Hi, I am new in this analysis. I have prepared a phenotype file and a genotype file for TASSEL. I have total 82 individuals in phenotype file with five data columns. I tried with factor and without factor to make association at TASSEL but not getting any significant SNPs after multiple correction. Please let me know how I can represent tree to TASSEL.
https://smcclatchy.github.io/mapping/08-calc-kinship/
Hi, I am uncertain, does it need to run TASSEL. My issue is not getting significant SNPs using TASSEL, not a kinship matrix.
As I understand it, the goal of using a mixed model is to control for population structure, so you can identify which SNPs, for instance, make an individual taller regardless if they occur from a family that is already tall, and not attribute height to some other SNPs that tall family shares, like those that confer curly hair. If you don't provide a kinship matrix, you will get more false positives and false negatives.
Yes, I am calculating kinship matrix at TASSEL. My way is using TASSEL is: uploading genotype and phenotype, filter the genotype, run the PCA of genotype, intersect the PCA+phenotype+genotype. Then, I generate kinship matrix of the genotype file. For mixed liner model I ran TASSEL with this kinship matrix and the file (PCA+phenotype+genotype).
Is there a known trait/genotype association that you can add as a positive control to make sure you are doing this correctly?
Sorry, I am uncertain. Could you please elaborate (known trait/genotype association?), how to add positive control? I just followed TASSEL tutorial for GWAS.
What organism are you working with?
It is a tree Sequoiadendron giganteum (giant sequoia: also known as giant redwood)
The point of a positive control is to have some reassurance that you are encoding things correctly. There must be some known penetrant SNPs that determine some phenotype like the number of branches. (I think the name TASSEL is a poorly hidden pun on the number of tassel branches in maize.)
If you expose local moisture as a phenotype it seems likely one of the loci (or one of the 26 SNPs) here will light up https://onlinelibrary.wiley.com/doi/full/10.1002/ece3.6716
Thank you for sharing the research paper. However, I am still not sure how to improve the way to get significant SNPs from my TASSEL analysis. I am wondering to go with GEMMA analysis also.
You may not be able to torture TASSEL enough to produce significant SNPs but the first step of debugging any analysis which requires weird formats is to make sure you prepared your input data properly. How would you know you did it correctly unless you have a positive control?

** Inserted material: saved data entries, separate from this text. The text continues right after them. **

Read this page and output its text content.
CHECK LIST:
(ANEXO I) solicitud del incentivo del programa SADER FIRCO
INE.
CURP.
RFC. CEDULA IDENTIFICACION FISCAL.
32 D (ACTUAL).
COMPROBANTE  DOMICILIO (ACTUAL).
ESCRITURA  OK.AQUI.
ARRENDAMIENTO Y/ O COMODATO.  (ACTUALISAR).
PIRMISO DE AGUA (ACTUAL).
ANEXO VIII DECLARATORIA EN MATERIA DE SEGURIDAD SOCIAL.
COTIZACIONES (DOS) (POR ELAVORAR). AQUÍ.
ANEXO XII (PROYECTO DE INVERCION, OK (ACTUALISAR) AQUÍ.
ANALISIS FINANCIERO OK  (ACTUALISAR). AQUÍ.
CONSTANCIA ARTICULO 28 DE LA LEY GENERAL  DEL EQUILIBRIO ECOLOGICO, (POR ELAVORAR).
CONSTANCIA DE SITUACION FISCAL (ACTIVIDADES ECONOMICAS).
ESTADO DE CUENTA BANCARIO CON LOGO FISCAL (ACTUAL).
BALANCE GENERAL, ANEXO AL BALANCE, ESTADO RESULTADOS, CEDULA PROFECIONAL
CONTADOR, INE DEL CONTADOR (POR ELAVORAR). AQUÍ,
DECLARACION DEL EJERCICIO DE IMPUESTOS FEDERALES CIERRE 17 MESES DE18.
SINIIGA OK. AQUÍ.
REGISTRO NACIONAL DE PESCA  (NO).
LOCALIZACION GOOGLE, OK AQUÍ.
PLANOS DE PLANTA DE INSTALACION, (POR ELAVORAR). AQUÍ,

Yes, I agree. Could you indicate any sample input file for TASSEL where I can use positive control. Thank you!
The positive controls should be known SNPs in your selection of redwoods that correspond to something that distinguishes these trees from each other
Should I add the known SNPs in my input phenotype file for TASSEL or after getting MLM matrix from TASSEL. Sorry , if I am asking very common question.
I am not a TASSEL user but multiple testing correction is working on your P-values of individual tests. To perform multiple testing corrections or not is a debated topic. The goal of the mixed model analysis or any analysis is not to just provide significant results.